PRINT September 1993

Jeff Koons’ Christ and the Lamb

ANNIVERSARIES MEAN TRIPS down Memory Lane; and now, thinking of 30+ years of Artforum lands me back in March 1965, when I first appeared in a journal already three years old but still the hottest new art-magazine in town. I had a hot and youthful topic, too, Frank Stella, who was then not even as old as Artforum is today, but who had already polarized the art world into the ranks of sneerers versus enthusiasts. Now I’m asked to select a work of art that updates for me those eureka experiences of the 1960s. I make a beeline for Jeff Koons.

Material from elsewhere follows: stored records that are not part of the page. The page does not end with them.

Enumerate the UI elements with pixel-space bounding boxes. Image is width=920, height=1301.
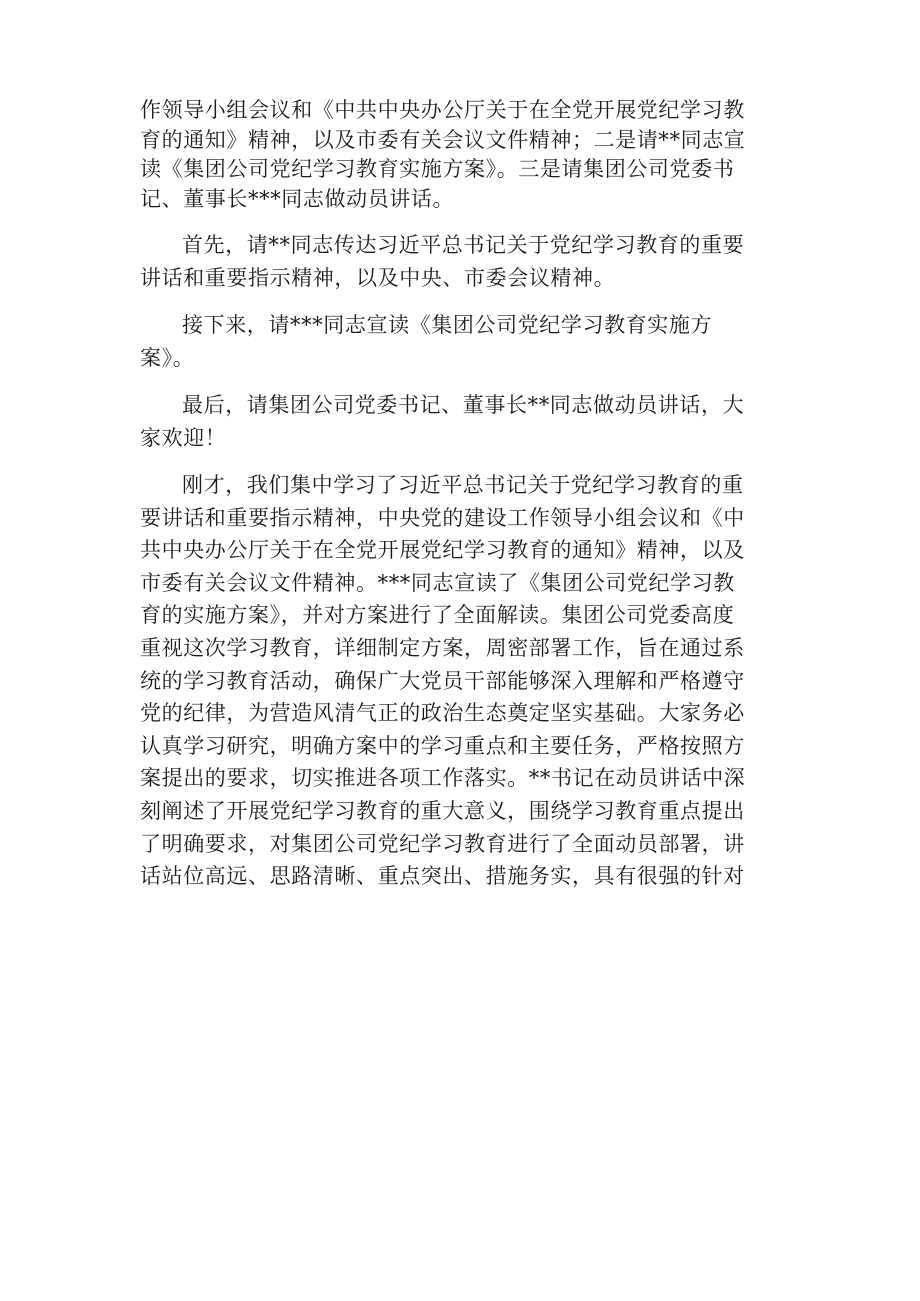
paragraph-continued [140, 96, 782, 214]
text-line: 育的通知》精神，以及市委有关会议文件精神；二是请**同志宣 [140, 127, 746, 152]
text-line: 育的实施方案》，并对方案进行了全面解读。集团公司党委高度 [140, 603, 735, 628]
text-line: 话站位高远、思路清晰、重点突出、措施务实，具有很强的针对 [140, 864, 745, 889]
text-line: 首先，请**同志传达习近平总书记关于党纪学习教育的重要 [182, 233, 745, 257]
document-body [140, 96, 782, 908]
text-line: 案提出的要求，切实推进各项工作落实。**书记在动员讲话中深 [140, 766, 746, 791]
paragraph-first-step [140, 229, 782, 294]
text-line: 刚才，我们集中学习了习近平总书记关于党纪学习教育的重 [182, 473, 744, 497]
text-line: 最后，请集团公司党委书记、董事长**同志做动员讲话，大 [182, 393, 745, 417]
paragraph-summary [140, 469, 782, 893]
text-line: 记、董事长***同志做动员讲话。 [140, 186, 455, 211]
paragraph-final-step [140, 389, 782, 454]
text-line: 讲话和重要指示精神，以及中央、市委会议精神。 [140, 265, 616, 290]
text-line: 了明确要求，对集团公司党纪学习教育进行了全面动员部署，讲 [140, 831, 745, 856]
text-line: 统的学习教育活动，确保广大党员干部能够深入理解和严格遵守 [140, 668, 745, 693]
text-line: 案》。 [140, 345, 195, 370]
text-line: 认真学习研究，明确方案中的学习重点和主要任务，严格按照方 [140, 733, 745, 758]
text-line: 家欢迎！ [140, 425, 227, 450]
text-line: 读《集团公司党纪学习教育实施方案》。三是请集团公司党委书 [140, 157, 735, 181]
paragraph-next-step [140, 309, 782, 374]
text-line: 作领导小组会议和《中共中央办公厅关于在全党开展党纪学习教 [140, 98, 745, 122]
text-line: 市委有关会议文件精神。***同志宣读了《集团公司党纪学习教 [140, 570, 735, 595]
text-line: 共中央办公厅关于在全党开展党纪学习教育的通知》精神，以及 [140, 538, 745, 563]
text-line: 接下来，请***同志宣读《集团公司党纪学习教育实施方 [182, 313, 713, 337]
text-line: 刻阐述了开展党纪学习教育的重大意义，围绕学习教育重点提出 [140, 798, 745, 823]
text-line: 党的纪律，为营造风清气正的政治生态奠定坚实基础。大家务必 [140, 701, 745, 726]
text-line: 要讲话和重要指示精神，中央党的建设工作领导小组会议和《中 [140, 505, 745, 530]
text-line: 重视这次学习教育，详细制定方案，周密部署工作，旨在通过系 [140, 635, 745, 660]
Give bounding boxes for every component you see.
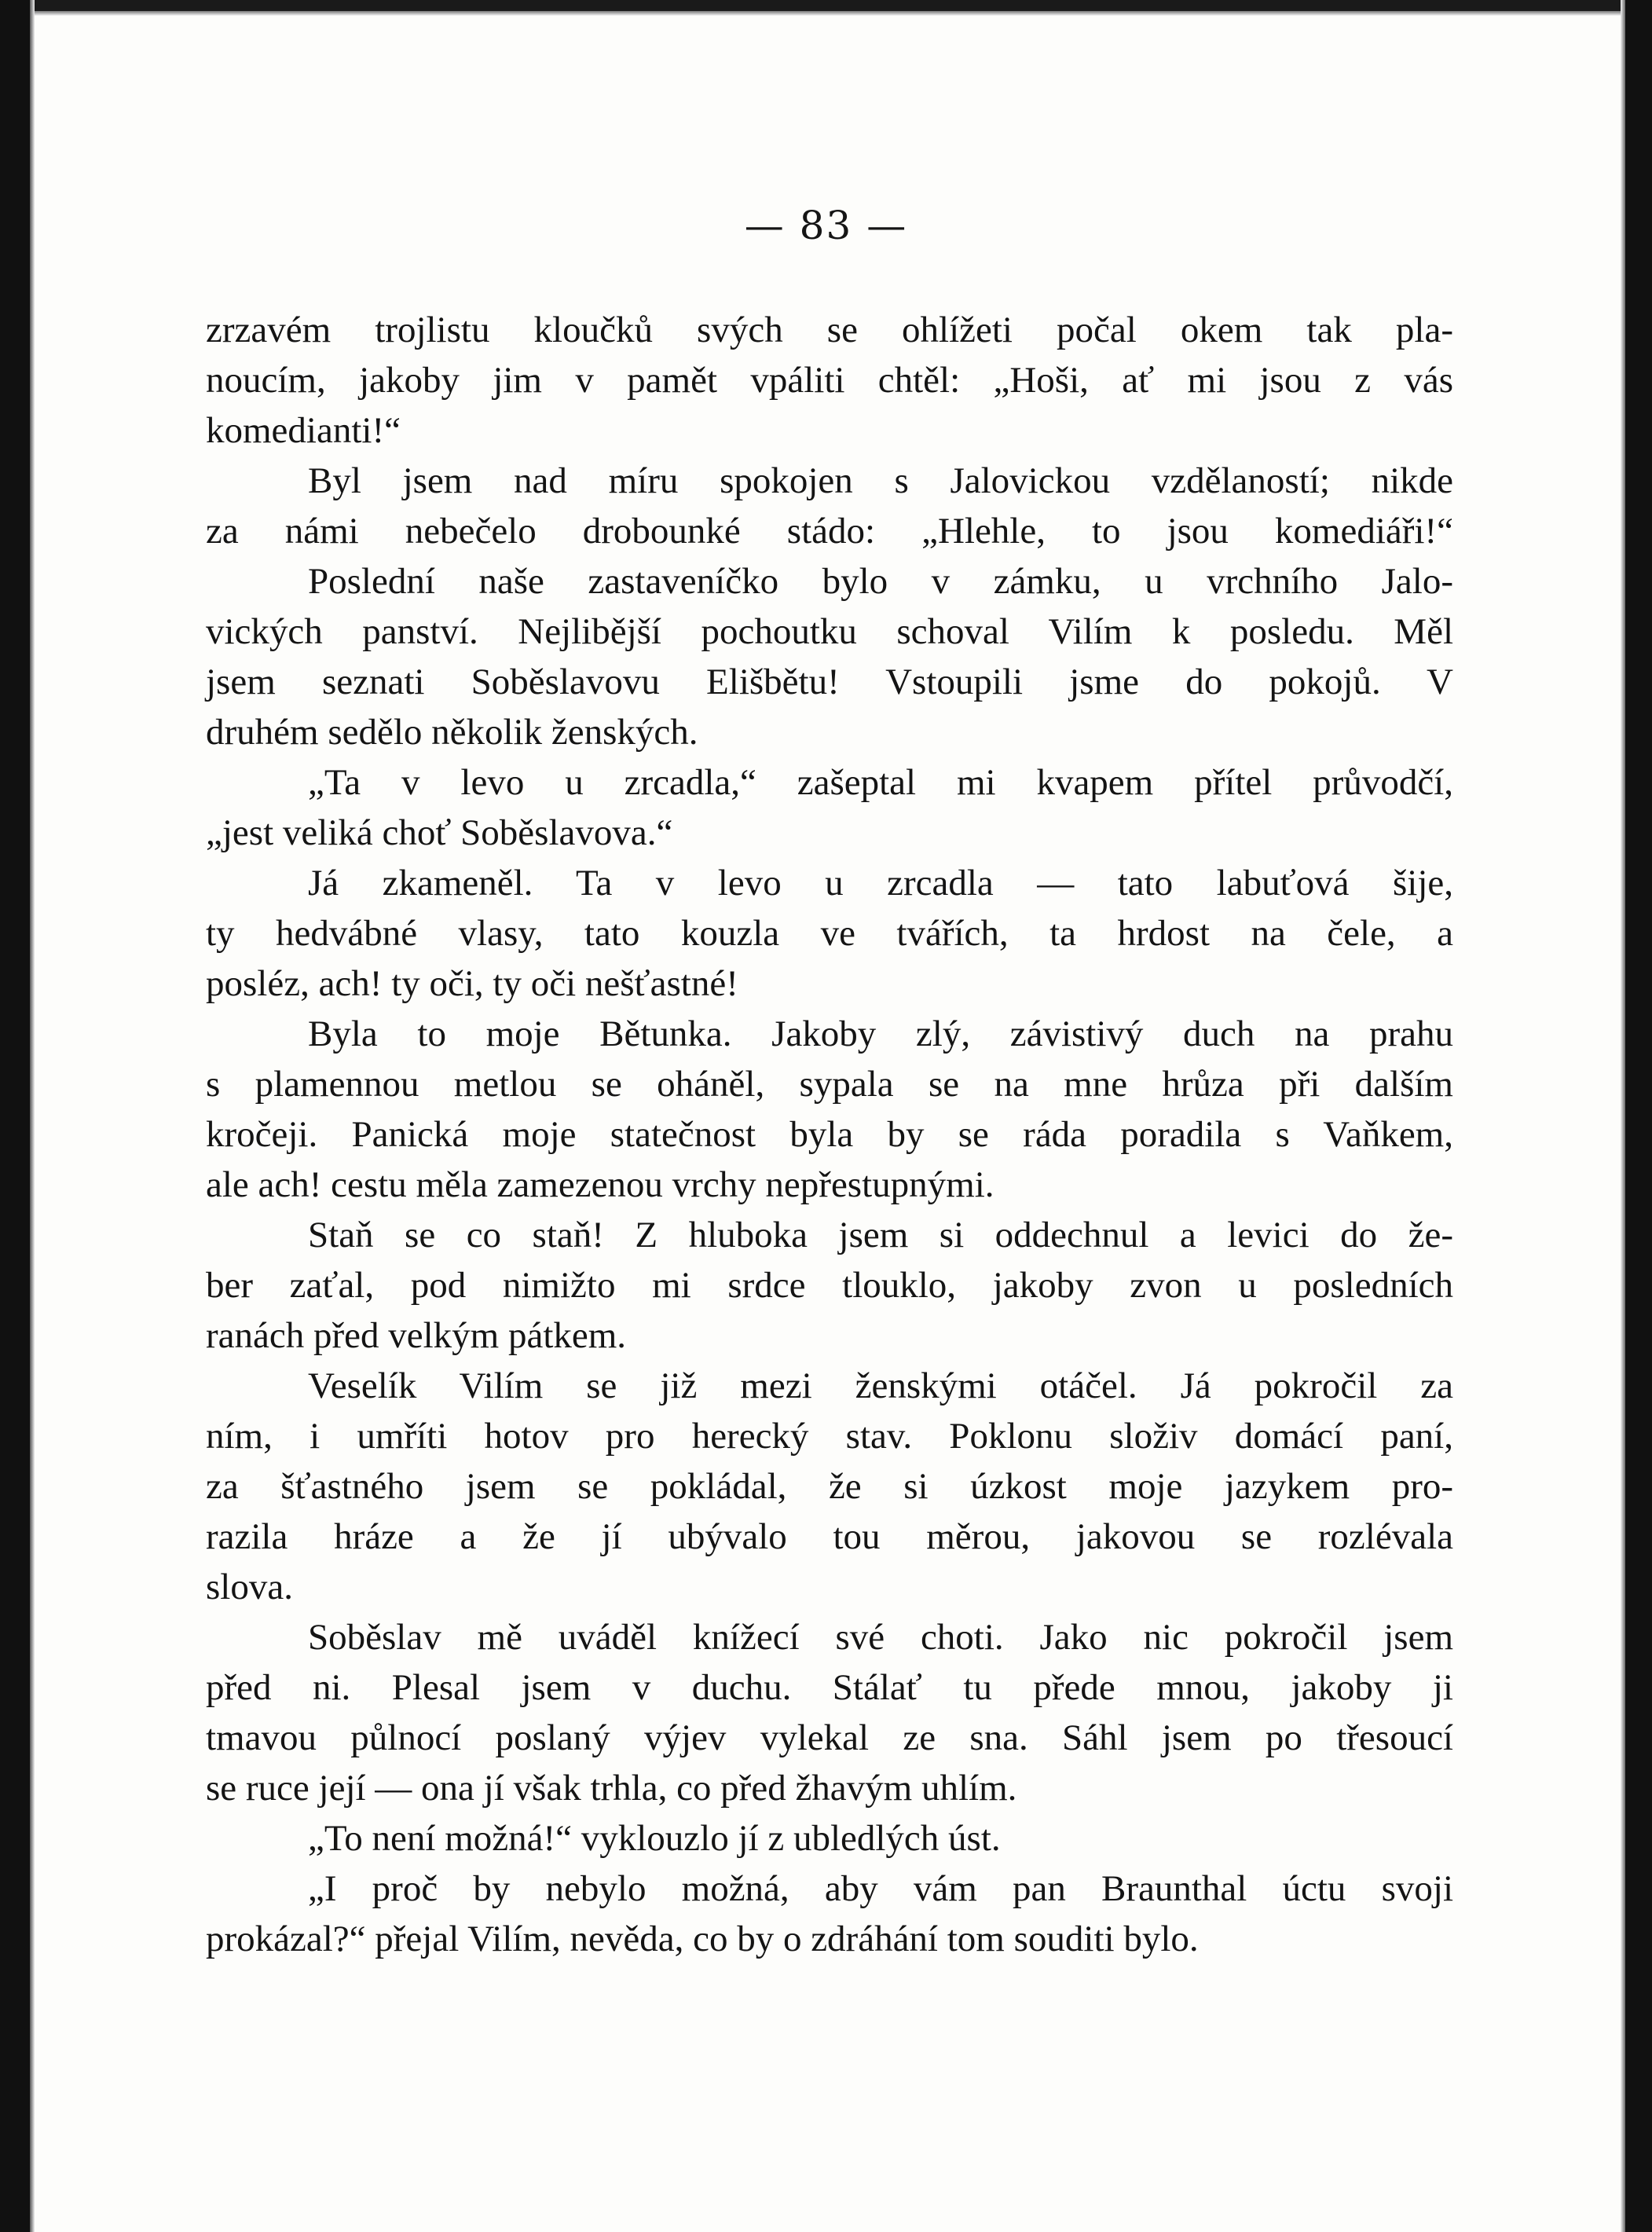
text-line: Byla to moje Bětunka. Jakoby zlý, závistivý duch na prahu xyxy=(308,1013,1453,1054)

Koons is certainly the artist who has most upset and rejuvenated my seeing and thinking in the last decade. Choosing a work, however, is harder, since Koons’ range—from Plexiglas to topiary, from Woolworth’s to Versailles, from basketballs to pornographic bibelots—keeps expanding. But I have finally homed in on a mirror Koons produced in 1988, Christ and the Lamb—the title a reference to a minuscule detail, almost entirely camouflaged by the gilded swirls of the rocaille frame, quoted from Leonardo’s Virgin, Child, and Saint Anne. Flamboyant and asymmetrical, this object could make flesh crawl, should that flesh belong to an art-lover who abides by the rules of good taste.

We might not blink at this wall decoration in a furniture store in Little Italy, but in the spaces of art it may at first produce the righteous outrage, or else the pleasurable bewilderment, that Jasper Johns’ flags and Roy Lichtenstein’s comic strips prompted at their debuts. Among other things. Christ and the Lamb flouts familiar categories, being at once a relief sculpture and a framed picture of the room it’s in or of the spectator who confronts it. In other words, it’s just a mirror, so why isn’t it off with the decorative arts, instead of being mixed up with painting and sculpture? On the other hand, if we think of it in an artier category, posing the questions mirrors have often asked in art history, we might also place it in an erratic genealogical table that would include Lichtenstein’s own painted illusions of framed mirrors, not to mention Marcel Duchamp’s Large Glass. But Koons’ provocations are hardly so lofty or metaphysical.

If Koons storms the galleries as a ruffler of feathers, it is because he jangles our preconceptions of the beautiful and the ugly, forcing us to look head-on at the weird, intricate fusion of the repellent and the enticing that marks the world of kitsch. To me, the most startling of his assaults is his resurrection, in the most unexpected contexts, of an art-historical style at the opposite extreme from modern visual prejudices: the Rococo. To be sure, we have all relaxed some since the days of Minimalism and “less is more”—relaxed enough, most of us, to embrace the original masterpieces of Rococo art, especially in their most spectacularly excessive variations at, say, Amalienburg or Wies, sites easily accessible to Koons, who usually keeps one of his nomadic feet in Bavaria. But all that happened in the 18th century, where it presumably belonged. Later, bastardized progeny of the Rococo, from King Ludwig II’s castle at Linderhof, outside Munich, to Liberace’s latter-day palaces, outside Los Angeles, had drifted far beyond the pale of proper art history until Koons crash-landed his bizarre mutations of the style onto the walls of SoHo, where they demanded equal time.

To be sure, Koons is not alone here—both Barbara Bloom and Cindy Sherman have had their neo-Rococo moments. And way back in 1963, a Lichtenstein painting magnified to hideous dimensions an ultra-Rococo specimen of kitsch jewelry. But Koons’ version of the Rococo has a full-scale embrace. From the mid ’80s on, in fact, the aura of the Rococo and of its more robust parent, the Baroque. has permeated most of his art, whether literally, as in his polychrome-pastel cherubs who, were it not for an intrusive Popples, might be at home fluttering in a Bavarian church, or more figuratively, in the Counter-Reformation theater that he invented as the cosmic stage-set for his rapturous sex life.

In one of his deadpan pronouncements transforming the high-minded past into the language and thought of consumer culture, Koons explained, “When you go to church and you see the gold and the Rococo, it’s there, they say, for the glory of God. But I believe that it’s there just to soothe the masses for the moment; to make them feel economically secure; to let something else—a spiritual experience, a manipulation—come into their lives.” Koons’ sweeping vision would cover our planet with an unsettling hybrid of history and modernity, of the unspeakably vulgar and the seductively beautiful, rattling Modernist and even post-Modernist nerves with his delirious excesses. He reminds me of another offender of good taste, largely scorned in our century until Sir John Summerson, in 1945, published his pathbreaking essay “William Butterfield, or the Glory of Ugliness,” reclaiming the ferocious originality of this Victorian architect’s attack on received standards of visual propriety. In Koons’ mirror, the disquieting “glory of ugliness” shakes us again.